Long-Term Investments

  • Unit-Linked Insurance Plans (ULIPs) – Section 80C
  • Mutual Funds – Section 80C
  • Real Estate Investment Trusts (REITs) – Section 10(23FC)

Additional benefits such as tax-free bonds and senior citizen savings schemes are also available.

It is advisable to consult a financial advisor to determine the best tax-saving investment strategy tailored to your individual circumstances.

Tax laws and regulations are subject to change. It is recommended to double-check with a tax professional or the tax department.

Conclusion

Compared to earlier times, filing income tax returns for salaried persons online has become easy and can be done without seeking the help of any professional. For any person, it is an important document and one should file an income tax return even if he/she doesn’t have any significant income. It comes in handy and allows you to negotiate a competitive interest rate when taking a personal loan for salaried employees.

The last date of filing ITR in 2022 for salaried individuals with income less than INR 5 cr per annum is July 31, 2024.

* Please note that this article is for your knowledge only. Loans are disbursed at the sole discretion of SMFG India Credit. Final approval, loan terms, disbursal process, foreclosure charges and foreclosure process will be subject to SMFG India Credit's policy at the time of loan application. If you wish to know more about our products and services, please contact us

FAQs

Which ITR is required for salaried employees?

Salaried employees use Form ITR-1 (Sahaj) for income tax filing. Choosing the correct form based on your income sources is important to ensure accurate tax reporting.

Is ITR 1 or ITR 2 for salaried employees?

ITR-1 is suitable for individuals with income from salary or other sources. It's essential to select the correct ITR form based on the nature of your income to ensure accurate tax filing.

What is the minimum income for filing ITR?

Individuals must file ITR if their total gross income exceeds INR 3,00,000 in a fiscal year (including the standard deduction). The limit exceeds INR 3,00,000 for senior citizens and INR 5,00,000 for super senior citizens.

What will happen if we don't file ITR?

Non-filing of ITR incurs penalty charges under Section 234F, with an INR 5,000 penalty or INR 1,000 if income is below INR 5 lakhs. No penalty applies if gross income is below the basic exemption limit. The late filing also prohibits carrying forward and offsetting losses, except for house property losses, and incurs 1% monthly interest on outstanding tax amounts per Section 234A.

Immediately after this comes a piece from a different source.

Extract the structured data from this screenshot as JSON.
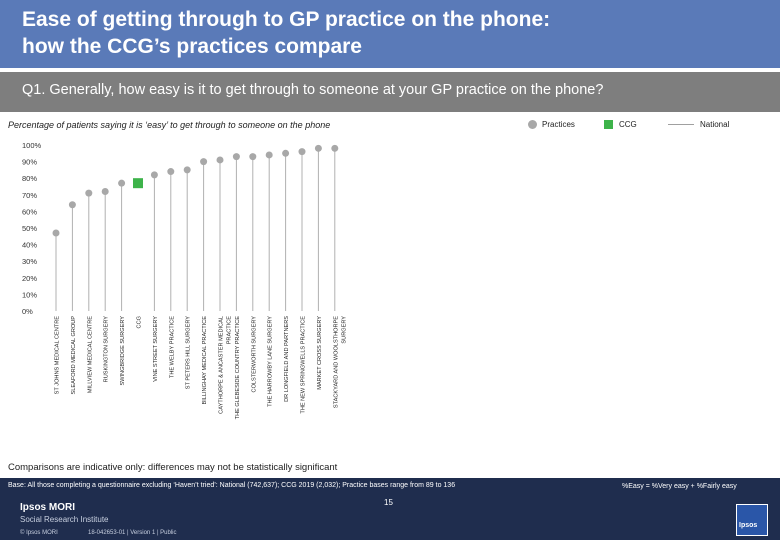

How 7 lakhs*s income is tax free?

Under the new tax regime, individuals with taxable income of up to INR 7 lakhs won't owe any taxes when filing an ITR. Previously, the rebate under Section 87A applied to incomes up to INR 5 lakhs. Essentially, in FY 2023-24 (AY 2024-25), if opting for the new regime and having taxable income below Rs 7 lakhs*, no taxes will be due at the time of filing.

How much tax will I pay if my salary is 40000?

If your annual income in India is INR 40,000, you'll be taxed INR 4,800, leaving you with a net pay of INR 35,200 annually or INR 2,933 monthly. Your average tax rate is 12.0%, with a marginal tax rate of 12.0%, indicating that any immediate additional income will be taxed at this rate.

How much income is tax free?

For individuals below 60 years of age, the basic exemption limit for the financial year 2022-23 (the assessment year 2023-24) is INR 2.5 lakhs. Senior citizens aged 60 years and above have a higher basic exemption limit of INR 3 lakhs, while super senior citizens aged 80 years and above have a limit of INR 5 lakhs.